In short, it works and seems to work well for failing back to a primary connection.
For me, I have sites that use a broadband circuit as primary internet and a T1 as secondary. If the broadband goes down, the traffic is shifted to the T1, but when it comes back online, traffic is required to go back over the broadband.
This creates an issue with any connection established over the WAN2/T1 interface on PFSense, like SIP, which has already been pointed out.
So in my test build, I connected my firewall to a switch port and setup IPs on a VLAN interface. I used a different monitor IP other than my gateway and shutdown routing off the switch to simulate a network failure that didn't include the gateway going down. It worked to clear states from WAN2 every time I brought the primary WAN1 interface back up.
The ability to clear states when a gateway returns to up status is important for those who need to keep traffic on a primary circuit as long as its up, so hopefully this is something that can get built into future updates. Right now I think states are only cleared when the gateway goes down. But in the meantime this script is important for anyone that requires that functionality.

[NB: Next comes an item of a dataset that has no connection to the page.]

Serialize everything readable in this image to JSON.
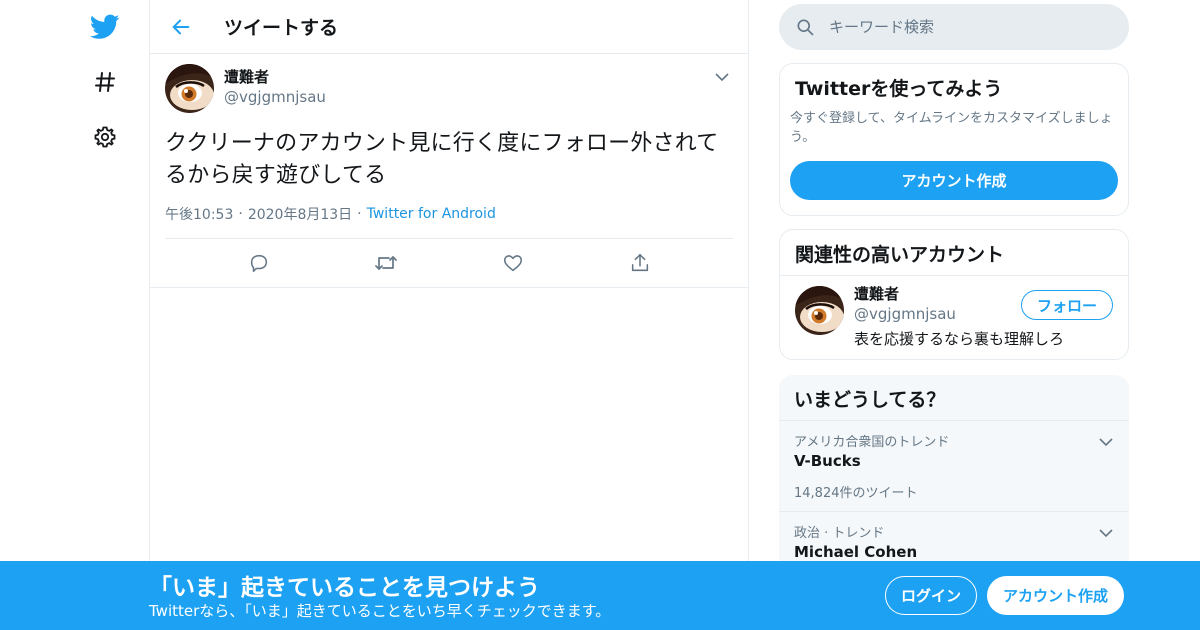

I am going to test this script in combination with using OpenVPN and tunnel failover. I've seen multiple posts on OpenVPN tunnel failover but that had the same issue with not returning traffic back to the primary link. One work around is to create a different tunnel connection for each interface and connected site, and use OSPF to select the best route. With this script clearing states when the gateways come back up, I think it should work for basic tunnel failover to return to the primary interface and ultimately allow me to reduce the number of tunnels I need to build to get a full mesh VPN network with failover.
This idea is great. I got the same problem here with a pbx server and a connection between two pbx's. I had to reset the states manually and that was trash. I did the same that you told and I will see if it works. Tks!
Hi, I solved it like this :
#Kill Udp Sip States after new wan IP
echo "Killing States from ASTERISK pbx to SIPPROVIDER" |logger;
#kill freepbx connection
/sbin/pfctl -k ASTERISKIP
/sbin/pfctl -k ASTERISKIP -k SIPPROVIDER
/sbin/pfctl -k WAN1IP -k SIPPROVIDER
/sbin/pfctl -k WAN2IP -k SIPPROVIDER
chmod 755 /usr/local/bin/reset_voip_states.sh
Edit config file /conf/config.xml
works like a charm